The following years saw Arkansas plunge into the Great Depression, followed almost immediately by a major drought from the summer of 1930s until the winter of 1931/1932.[4] This came on top of a long depression in agriculture, which was still the dominant player in Arkansas’ economy and was backed up by the “Great Migration” of the state's agricultural labor force to northeastern and midwestern cities.[5]

With the Depression not improving, Arkansas gave extremely heavy support to Democrat Franklin Roosevelt in the 1932 election.[6] Roosevelt won every county in the state, becoming the first Democrat to win Searcy County since before the Civil War and only the second to win adjacent Newton County.[7] As of 2020, this remains the only time in history that a Democratic presidential nominee has swept every county in Arkansas, and one of only two times (along with Richard Nixon's 1972 landslide) that a candidate of any party has done so.

  1. ^ See Urwin, Cathy Kunzinger (January 1991). Agenda for Reform: Winthrop Rockefeller as Governor of Arkansas, 1967-71. University of Arkansas Press. p. 32. ISBN 1557282005.
  2. ^ Phillips, Kevin P. (23 November 2014).
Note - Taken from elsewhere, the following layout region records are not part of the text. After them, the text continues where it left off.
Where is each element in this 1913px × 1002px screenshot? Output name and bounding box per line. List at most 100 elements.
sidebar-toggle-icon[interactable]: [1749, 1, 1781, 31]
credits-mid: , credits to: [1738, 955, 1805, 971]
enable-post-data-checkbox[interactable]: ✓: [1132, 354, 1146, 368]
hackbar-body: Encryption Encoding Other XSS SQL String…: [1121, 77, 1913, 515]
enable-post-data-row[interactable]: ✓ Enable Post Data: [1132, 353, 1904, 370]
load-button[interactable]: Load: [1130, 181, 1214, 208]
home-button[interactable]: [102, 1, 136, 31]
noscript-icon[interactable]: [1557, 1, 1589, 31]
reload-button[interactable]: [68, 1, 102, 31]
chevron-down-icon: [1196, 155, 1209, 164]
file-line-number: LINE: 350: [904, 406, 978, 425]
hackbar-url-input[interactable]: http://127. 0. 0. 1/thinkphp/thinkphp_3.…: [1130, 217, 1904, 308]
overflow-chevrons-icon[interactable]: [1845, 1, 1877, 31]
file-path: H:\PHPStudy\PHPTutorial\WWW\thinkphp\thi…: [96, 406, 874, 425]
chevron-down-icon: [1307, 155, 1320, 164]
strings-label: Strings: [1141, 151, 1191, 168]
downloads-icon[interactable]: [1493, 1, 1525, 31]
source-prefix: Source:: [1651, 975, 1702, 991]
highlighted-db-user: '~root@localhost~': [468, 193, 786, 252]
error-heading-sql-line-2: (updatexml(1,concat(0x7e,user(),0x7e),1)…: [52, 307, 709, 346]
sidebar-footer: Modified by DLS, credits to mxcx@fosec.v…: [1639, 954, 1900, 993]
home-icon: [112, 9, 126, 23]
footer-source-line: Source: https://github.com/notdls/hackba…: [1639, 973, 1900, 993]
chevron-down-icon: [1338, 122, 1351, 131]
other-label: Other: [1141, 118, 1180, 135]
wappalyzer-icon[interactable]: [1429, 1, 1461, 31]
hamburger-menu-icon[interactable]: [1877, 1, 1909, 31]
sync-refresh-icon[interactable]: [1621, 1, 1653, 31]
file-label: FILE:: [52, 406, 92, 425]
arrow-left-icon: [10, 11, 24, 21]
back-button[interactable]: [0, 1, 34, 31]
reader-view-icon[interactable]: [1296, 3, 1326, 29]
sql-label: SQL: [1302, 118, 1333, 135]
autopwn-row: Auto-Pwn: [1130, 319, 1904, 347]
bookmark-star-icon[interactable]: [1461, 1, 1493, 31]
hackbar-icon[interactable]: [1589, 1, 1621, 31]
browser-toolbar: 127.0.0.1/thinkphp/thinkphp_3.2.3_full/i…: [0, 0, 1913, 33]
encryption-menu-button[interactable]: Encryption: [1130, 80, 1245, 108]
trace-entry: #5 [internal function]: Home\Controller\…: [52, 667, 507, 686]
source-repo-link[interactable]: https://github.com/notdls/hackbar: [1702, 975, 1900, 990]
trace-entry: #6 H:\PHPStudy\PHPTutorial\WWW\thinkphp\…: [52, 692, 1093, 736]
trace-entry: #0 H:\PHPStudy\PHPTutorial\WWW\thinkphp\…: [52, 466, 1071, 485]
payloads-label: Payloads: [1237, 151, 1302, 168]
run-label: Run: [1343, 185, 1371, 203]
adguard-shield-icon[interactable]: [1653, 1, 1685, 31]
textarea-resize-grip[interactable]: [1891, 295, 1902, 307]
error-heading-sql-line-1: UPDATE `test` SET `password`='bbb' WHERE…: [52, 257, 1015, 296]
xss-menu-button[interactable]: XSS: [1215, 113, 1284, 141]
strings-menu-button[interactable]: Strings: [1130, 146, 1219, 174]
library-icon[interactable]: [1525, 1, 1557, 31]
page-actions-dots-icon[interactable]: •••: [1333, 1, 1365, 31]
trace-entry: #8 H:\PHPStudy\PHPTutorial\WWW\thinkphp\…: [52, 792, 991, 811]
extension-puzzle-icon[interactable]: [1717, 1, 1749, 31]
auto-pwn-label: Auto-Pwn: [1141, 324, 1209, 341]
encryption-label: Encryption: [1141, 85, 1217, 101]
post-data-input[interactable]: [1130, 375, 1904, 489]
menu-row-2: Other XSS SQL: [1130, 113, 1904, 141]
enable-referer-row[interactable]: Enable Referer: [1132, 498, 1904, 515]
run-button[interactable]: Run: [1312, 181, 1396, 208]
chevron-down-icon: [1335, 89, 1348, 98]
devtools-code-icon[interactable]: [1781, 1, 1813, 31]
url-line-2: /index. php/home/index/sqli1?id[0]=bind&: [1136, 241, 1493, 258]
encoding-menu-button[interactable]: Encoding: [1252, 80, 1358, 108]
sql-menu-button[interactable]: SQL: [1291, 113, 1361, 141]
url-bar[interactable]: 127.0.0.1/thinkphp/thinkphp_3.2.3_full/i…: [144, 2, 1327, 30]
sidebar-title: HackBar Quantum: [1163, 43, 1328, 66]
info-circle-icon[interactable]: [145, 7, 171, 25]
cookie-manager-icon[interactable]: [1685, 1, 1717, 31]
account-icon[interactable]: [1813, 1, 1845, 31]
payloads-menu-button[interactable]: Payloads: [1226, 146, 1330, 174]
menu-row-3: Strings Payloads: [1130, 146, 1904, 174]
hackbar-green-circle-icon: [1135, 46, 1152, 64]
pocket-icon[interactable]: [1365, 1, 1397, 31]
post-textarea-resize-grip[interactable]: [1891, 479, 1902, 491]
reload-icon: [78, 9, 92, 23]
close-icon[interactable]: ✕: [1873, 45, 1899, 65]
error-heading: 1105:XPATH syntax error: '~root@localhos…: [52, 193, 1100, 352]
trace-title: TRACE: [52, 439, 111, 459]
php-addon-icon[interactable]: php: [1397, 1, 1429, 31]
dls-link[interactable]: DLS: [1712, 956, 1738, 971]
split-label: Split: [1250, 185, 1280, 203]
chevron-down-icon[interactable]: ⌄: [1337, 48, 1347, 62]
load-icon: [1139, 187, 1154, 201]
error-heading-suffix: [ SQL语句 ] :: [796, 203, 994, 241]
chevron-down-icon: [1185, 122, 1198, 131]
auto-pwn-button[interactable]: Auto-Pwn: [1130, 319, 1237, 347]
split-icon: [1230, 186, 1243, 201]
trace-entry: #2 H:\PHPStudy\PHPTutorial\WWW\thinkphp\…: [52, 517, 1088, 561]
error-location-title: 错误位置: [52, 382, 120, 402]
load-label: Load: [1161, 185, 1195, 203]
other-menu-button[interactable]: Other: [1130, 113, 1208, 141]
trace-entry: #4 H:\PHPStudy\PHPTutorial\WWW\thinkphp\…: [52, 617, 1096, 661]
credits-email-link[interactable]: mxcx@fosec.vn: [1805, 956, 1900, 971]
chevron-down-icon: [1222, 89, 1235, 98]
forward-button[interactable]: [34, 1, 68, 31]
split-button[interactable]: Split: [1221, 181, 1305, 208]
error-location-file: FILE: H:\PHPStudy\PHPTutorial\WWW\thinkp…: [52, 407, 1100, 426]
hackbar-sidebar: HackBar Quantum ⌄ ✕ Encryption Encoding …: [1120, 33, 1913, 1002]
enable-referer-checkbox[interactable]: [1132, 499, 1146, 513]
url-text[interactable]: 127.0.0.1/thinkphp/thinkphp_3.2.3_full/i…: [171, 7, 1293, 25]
The Emerging Republican Majority. Princeton University Press. pp. 211, 287. ISBN 978-0-691-16324-6.
  3. ^ Barnes, Kenneth C. (November 2016). Anti-Catholicism in Arkansas: How Politicians, the Press, the Klan, and Religious Leaders Imagined an Enemy, 1910–1960. University of Arkansas Press. pp. 164–165. ISBN 978-1682260166.
  4. ^ Whayne, Jeannie M.; DeBlack, Thomas A.; Sabo, George; Arnold, Morris S. (June 2013). Arkansas: A Narrative History. University of Arkansas Press. pp. 341–342. ISBN 978-1557289933.
  5. ^ Whayne, DeBlack, Sabo and Arnold. Arkansas, pp. 313-316
  6. ^ Grantham, Dewey W. (11 July 2014). The Life and Death of the Solid South: A Political History. University Press of Kentucky. p. 102. ISBN 978-0813148724.
  7. ^ Menendez, Albert J. (2005). The Geography of Presidential Elections in the United States, 1868-2004. Jefferson, North Carolina: McFarland & Company. p. 87. ISBN 0786422173.